Biodiesel für Afrikas Mobilfunkstationen
Ericsson und der afrikanische Mobilfunker MTN testen den Einsatz von Biodiesel für den Betrieb von Mobilfunk-Basisstationen im ländlichen Gebiet. Für die Gewinnung benötigte Rohstoffe wie Kürbiskerne, Erdnüsse und Palmenfrüchte sollen lokal angebaut werden - ein erstes Pilotprojekt startet in Nigeria.
Afrika ist ein Wachstumsmarkt für mobile Telefonie. Jährlich stellen die dortigen Mobilfunkbetreiber tausende neuer Basisstationen auf, um die Versorgung auszubauen - vor allem im ländlichen Raum.

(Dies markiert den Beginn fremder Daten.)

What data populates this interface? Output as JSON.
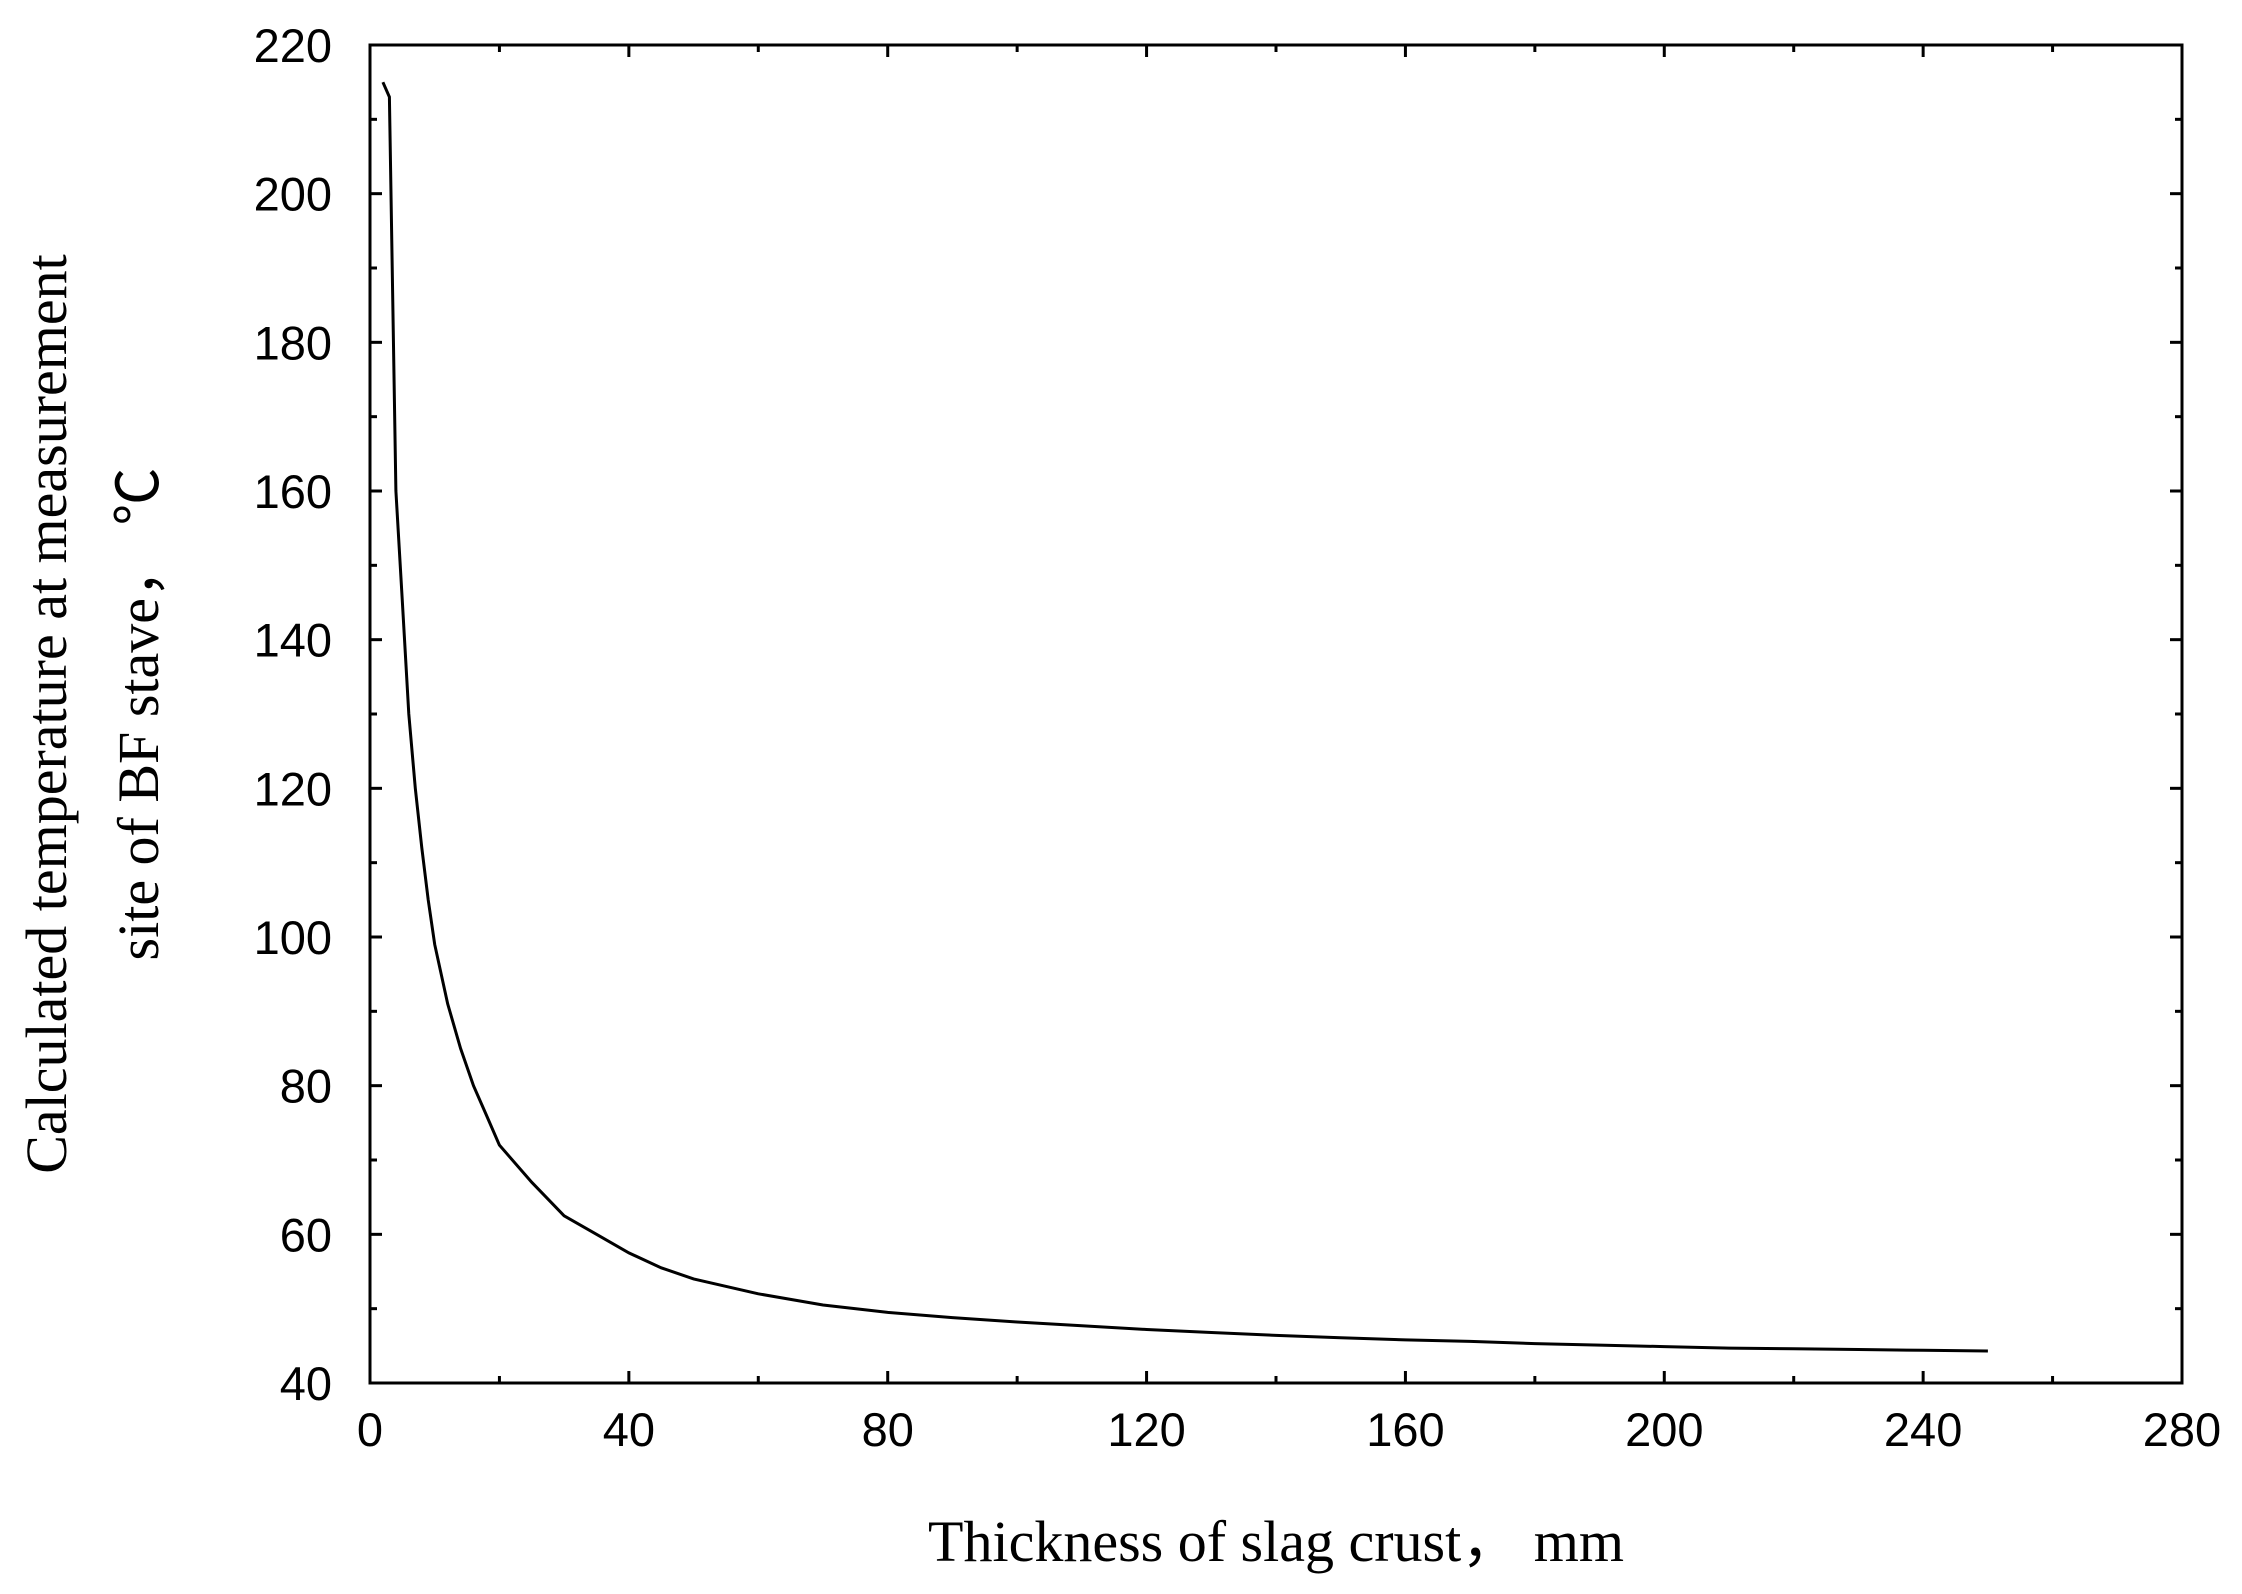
{
  "chart_data": {
    "type": "line",
    "title": "",
    "xlabel": "Thickness of slag crust，  mm",
    "ylabel_line1": "Calculated temperature at measurement",
    "ylabel_line2": "site of BF stave，  ℃",
    "xlim": [
      0,
      280
    ],
    "ylim": [
      40,
      220
    ],
    "xticks": [
      0,
      40,
      80,
      120,
      160,
      200,
      240,
      280
    ],
    "yticks": [
      40,
      60,
      80,
      100,
      120,
      140,
      160,
      180,
      200,
      220
    ],
    "grid": false,
    "legend": "none",
    "line_color": "#000000",
    "series": [
      {
        "x": [
          2,
          3,
          4,
          5,
          6,
          7,
          8,
          9,
          10,
          12,
          14,
          16,
          18,
          20,
          25,
          30,
          35,
          40,
          45,
          50,
          60,
          70,
          80,
          90,
          100,
          110,
          120,
          130,
          140,
          150,
          160,
          170,
          180,
          190,
          200,
          210,
          220,
          230,
          240,
          250
        ],
        "y": [
          215,
          213,
          160,
          145,
          130,
          120,
          112,
          105,
          99,
          91,
          85,
          80,
          76,
          72,
          67,
          62.5,
          60,
          57.5,
          55.5,
          54,
          52,
          50.5,
          49.5,
          48.8,
          48.2,
          47.7,
          47.2,
          46.8,
          46.4,
          46.1,
          45.8,
          45.6,
          45.3,
          45.1,
          44.9,
          44.7,
          44.6,
          44.5,
          44.4,
          44.3
        ]
      }
    ]
  }
}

Biodiesel aus Kürbiskernen
Der Netzwerkausrüster Ericsson hat nun gemeinsam mit dem Mobilfunkbetreiber MTN ein von der GSM Association unterstütztes Projekt gestartet, in dessen Rahmen die Stromgeneratoren für die Basisstationen auf den Betrieb mit Biodiesel umgestellt werden sollen.
Ein erstes Pilotprojekt startet in Nigeria, wo rund 25 Prozent der Landesfläche vom Elektrizitätsnetz erschlossen sind.
Lokaler Anbau und Nachhaltigkeit
Ericsson hat vor, den Biodiesel aus Palmen, Erdnüssen und Kürbiskernen zu gewinnen. Im Umfeld der Mobilfunkstationen ansässige Bauern kümmern sich um die Pflanzen und gewinnen daraus Treibstoff. Der Anbau wird von den Projektmitarbeitern regelmäßig kontrolliert, um sicherzugehen, dass die Bauern nachhaltig wirtschaften und keine genmanipulierten Pflanzen zum Einsatz kommen.
Die Initiatoren des Projekts prüfen auch Wind- und Solarenergie als alternative Energiequellen für die Basisstationen.
Das Projekt startet in Nigeria in der Region Lagos. Auch in weiteren Ländern wie Ruanda, Uganda und Kenia sowie Indien und Bangladesch wollen Ericsson und seine Partner vergleichbare Versuche starten.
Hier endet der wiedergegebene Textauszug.